Ce qui nécessite de maintenir les investissements dans l'activité en amont (exploration et extraction) qui devraient atteindre en 2023 leur plus haut niveau depuis 2015 en culminant à 528 milliards de dollars, soit une hausse de 11% sur un an. « Les producteurs de pétrole doivent faire attention au changement de rythme et calibrer leurs décisions d'investissement pour assurer une transition ordonnée », avertit l'agence, qui considère que le niveau d'investissement, s'il reste soutenu, devrait être adéquat d'ici 2028.
Les pays producteurs hors de l'alliance de l'Opep+ ont des plans pour augmenter la capacité de l'offre mondiale à moyen terme, avec une hausse prévue de 5,1 mb/j d'ici 2028 menée par les Etats-Unis, le Brésil et le Guyana. De leur côté, l'Arabie saoudite, les Emirats arabes unis et l'Irak envisagent de construire des capacités de production au sein de l'Opep+, tandis que les pays membres asiatiques et africains doivent lutter contre la poursuite du déclin de leurs productions, alors que celle de la Russie chute à cause des sanctions. Cela se traduira par un gain net de capacités de 0,8 mb/j des 23 membres de l'Opep+ d'ici 5 ans.
Tensions sur le raffinage
Dans le secteur du raffinage, la capacité mondiale a été réduite par des fermetures, la conversion à la production de biocarburants et le retard pris par des projets depuis la pandémie. Une situation qui, combinée avec la forte baisse des exportations de produits raffinés de la Chine et le bouleversement des flux commerciaux russes, a permis aux raffineurs d'engranger des profits records l'année dernière. Pourtant, si les capacités additionnelles de raffinage devraient dépasser la croissance de la demande de produits raffinés, des tensions sur les marchés des distillats moyens (fuel et gazole) ne sont pas à exclure cette année.
Même si l'AIE considère que le marché pétrolier peut connaître des tensions au deuxième semestre, elles « devraient s'atténuer au cours des prochaines années », notamment parce que la croissance de la demande de la Chine, le premier importateur mondial de brut, « est prévue de ralentir nettement à partir de 2024 ».
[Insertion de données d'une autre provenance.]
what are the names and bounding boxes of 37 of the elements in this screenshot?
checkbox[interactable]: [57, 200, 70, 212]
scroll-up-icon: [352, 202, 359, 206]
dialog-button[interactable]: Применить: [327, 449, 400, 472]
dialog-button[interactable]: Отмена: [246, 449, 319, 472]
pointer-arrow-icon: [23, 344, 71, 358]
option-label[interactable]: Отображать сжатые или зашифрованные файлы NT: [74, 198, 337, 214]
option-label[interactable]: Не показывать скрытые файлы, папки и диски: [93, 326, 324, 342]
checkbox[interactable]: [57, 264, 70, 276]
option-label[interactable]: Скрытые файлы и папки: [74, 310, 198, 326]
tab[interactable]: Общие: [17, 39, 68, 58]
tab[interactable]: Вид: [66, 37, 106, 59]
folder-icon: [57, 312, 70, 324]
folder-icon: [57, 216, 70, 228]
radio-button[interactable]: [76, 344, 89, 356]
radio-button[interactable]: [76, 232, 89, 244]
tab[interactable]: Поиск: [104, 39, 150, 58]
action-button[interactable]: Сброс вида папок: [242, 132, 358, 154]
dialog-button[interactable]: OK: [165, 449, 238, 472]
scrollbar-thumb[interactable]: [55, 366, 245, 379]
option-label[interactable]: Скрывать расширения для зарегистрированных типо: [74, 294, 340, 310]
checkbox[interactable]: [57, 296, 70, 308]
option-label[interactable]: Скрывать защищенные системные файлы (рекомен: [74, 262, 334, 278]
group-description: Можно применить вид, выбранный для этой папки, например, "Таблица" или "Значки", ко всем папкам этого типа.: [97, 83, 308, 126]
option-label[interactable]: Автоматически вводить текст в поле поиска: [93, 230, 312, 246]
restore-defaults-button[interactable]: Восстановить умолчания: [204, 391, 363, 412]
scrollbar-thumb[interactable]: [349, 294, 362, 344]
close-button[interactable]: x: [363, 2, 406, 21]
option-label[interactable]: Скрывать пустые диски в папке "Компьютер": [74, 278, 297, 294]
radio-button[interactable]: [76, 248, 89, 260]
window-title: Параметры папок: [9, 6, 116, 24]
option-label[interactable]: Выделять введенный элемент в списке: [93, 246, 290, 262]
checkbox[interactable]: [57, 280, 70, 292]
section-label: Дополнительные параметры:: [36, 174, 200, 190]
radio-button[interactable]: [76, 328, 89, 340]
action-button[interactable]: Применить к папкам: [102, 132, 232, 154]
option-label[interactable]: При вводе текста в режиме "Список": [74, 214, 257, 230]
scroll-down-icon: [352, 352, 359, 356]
C'est ce qui explique que la récente annonce par l'Arabie saoudite de réduire son offre de 1 million de barils par jour (mb/j), après les coupes de l'Opep+ ces derniers mois n'a non seulement pas permis une reprise de la hausse des cours, mais n'arrive pas à enrayer leur baisse.
Ce mercredi matin, le prix du baril de Brent évoluait au-dessus de 73,4 dollars, celui du baril de WTI autour de 67,7 dollars. En un an, la valeur du baril s'est dépréciée de quelque 35% (voir graphique).